Date: Thu, 4 Dec 1997 18:16:24 -0700
Reply-To: "Raymond V. Liedka" <liedka@UNM.EDU>
Sender: "SPSSX(r) Discussion" <SPSSX-L@UGA.CC.UGA.EDU>
From: "Raymond V. Liedka" <liedka@UNM.EDU>
Subject: Re: Questions On Scale-Construction
In-Reply-To: <19971203.173438.3590.1.jrhills@juno.com>
Content-Type: TEXT/PLAIN; charset=US-ASCII
On Tue, 2 Dec 1997, John R Hills wrote:
> Markus:
>
> You have received excellent responses to your query from Don
> Burrill and Paul Gardner. I have only one idea I would like to add to
> theirs.
> You comment that objectivity and reliability of your scale have
> been "proved otherwise." If, indeed, you have "proved" validity
> otherwise, why are you asking about reliability? If a scale is valid, it
> has to be reliable.
[cut]
I'm sorry, but this statement -- "If a scale is valid, it has to be
reliable" -- just isn't so.
Taking a hand from classical measurement theory, let T be the true
(unobserved) score, and e be random measurement error. Then X is the
observed score and is: X = T + e where E(e)=0 insures nonbiased
measurement (mean of the measurement error is zero).
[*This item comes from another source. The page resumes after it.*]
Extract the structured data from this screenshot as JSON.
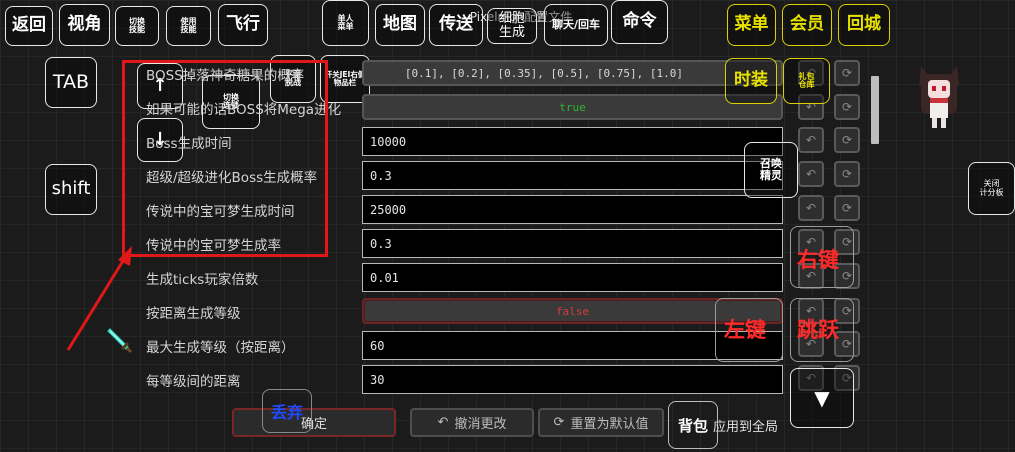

Supppose you have two measurement instruments, then the observed
measurements for each instrument is:
X1 = T + e1 (for the first instrument)
X2 = T + e2 (for the second one)
Now...suppose that var(e1) > var(e2). The reliability of the first
instrument will be LOWER than the reliability of the second instrument.
But both are valid -- nonbiased linear functions of the true score.
I almost wrote that it was difficult to come up with examples of valid
measurement instruments that have different reliabilities, but that isn't
really true either. Take two rulers. One is marked off only in
quarter-inches, and the second is marked off in 32nds of an inch. Both
are rulers and valid instruments to measure length. But which will be
more reliable?
Raymond V. Liedka
Department of Sociology
University of New Mexico